The people most confident in their ability to spot misinformation are the most interesting targets. Their confidence is the blind spot.
What To Actually Do About It
I’m not going to tell you to stop using AI tools. Pandora’s Box is open and nothing is going back inside it. But there are practical adjustments worth making.
Update your threat model. “What are our employees sharing with AI tools?” needs to expand to include “what are AI tools learning about how our key people think?” The second question is harder to answer but more consequential.
Your executives are the high-value targets. The people whose cognitive profiles are most dangerous in an adversary’s hands are those with authority and the ability to approve things. The CFO who has been using ChatGPT to think through the acquisition thesis is a more valuable target than the developer using it to write tests.

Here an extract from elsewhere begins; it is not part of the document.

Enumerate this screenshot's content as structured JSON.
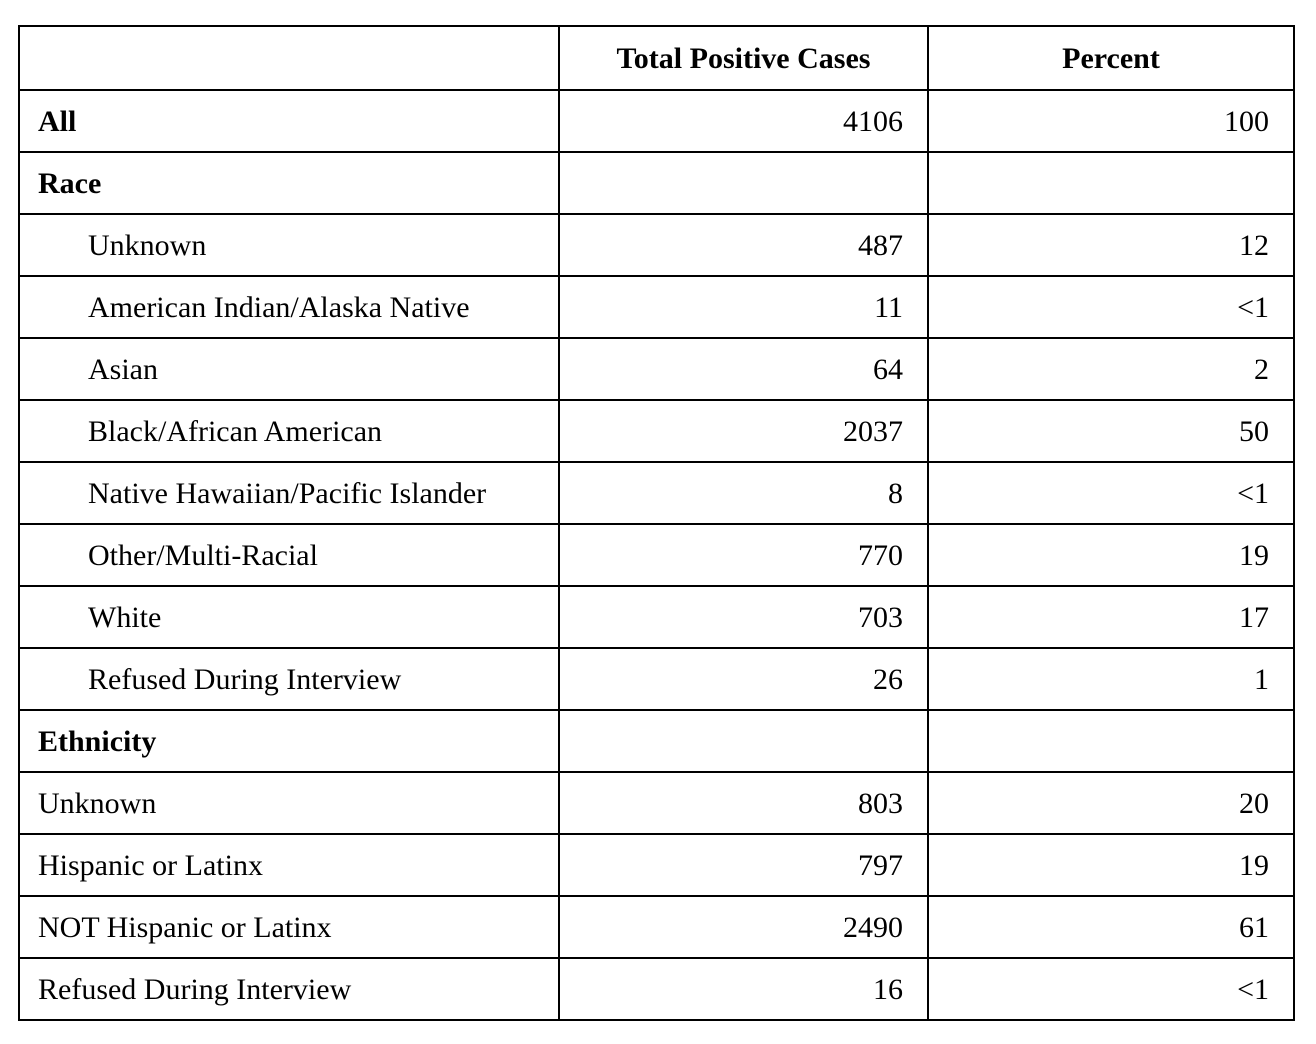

Calibrate your skepticism to the approach, not just the content. Generic social engineering feels generic. Something crafted around your specific reasoning patterns won’t – it will feel like an unusually compelling conversation. If something is hitting your intellectual sweet spots with unusual precision, that’s a reason to slow down, not engage more deeply.
Treat your AI chat logs as sensitive data – because they’re more sensitive than PII. Chat logs aren’t classified as sensitive under most governance frameworks, but they contain something more dangerous than a SIN number: a model of how your key people think. A breach of your chat logs isn’t recoverable the way a password breach is. There’s no reset.
Have the conversation with your team. You don’t need a policy document. You need people to have the mental model before they need it.
The profile ChatGPT produced about me is genuinely useful. Perfect? No. But it will only get better going forward. I’ve incorporated parts of it into how I work. But stripped of context, it is also a precise blueprint for how to manipulate me – and unlike a stolen password, I can’t change it.
Every data breach before this one had a remediation path. This one doesn’t. Start treating your cognitive data like it matters before someone else decides it matters first.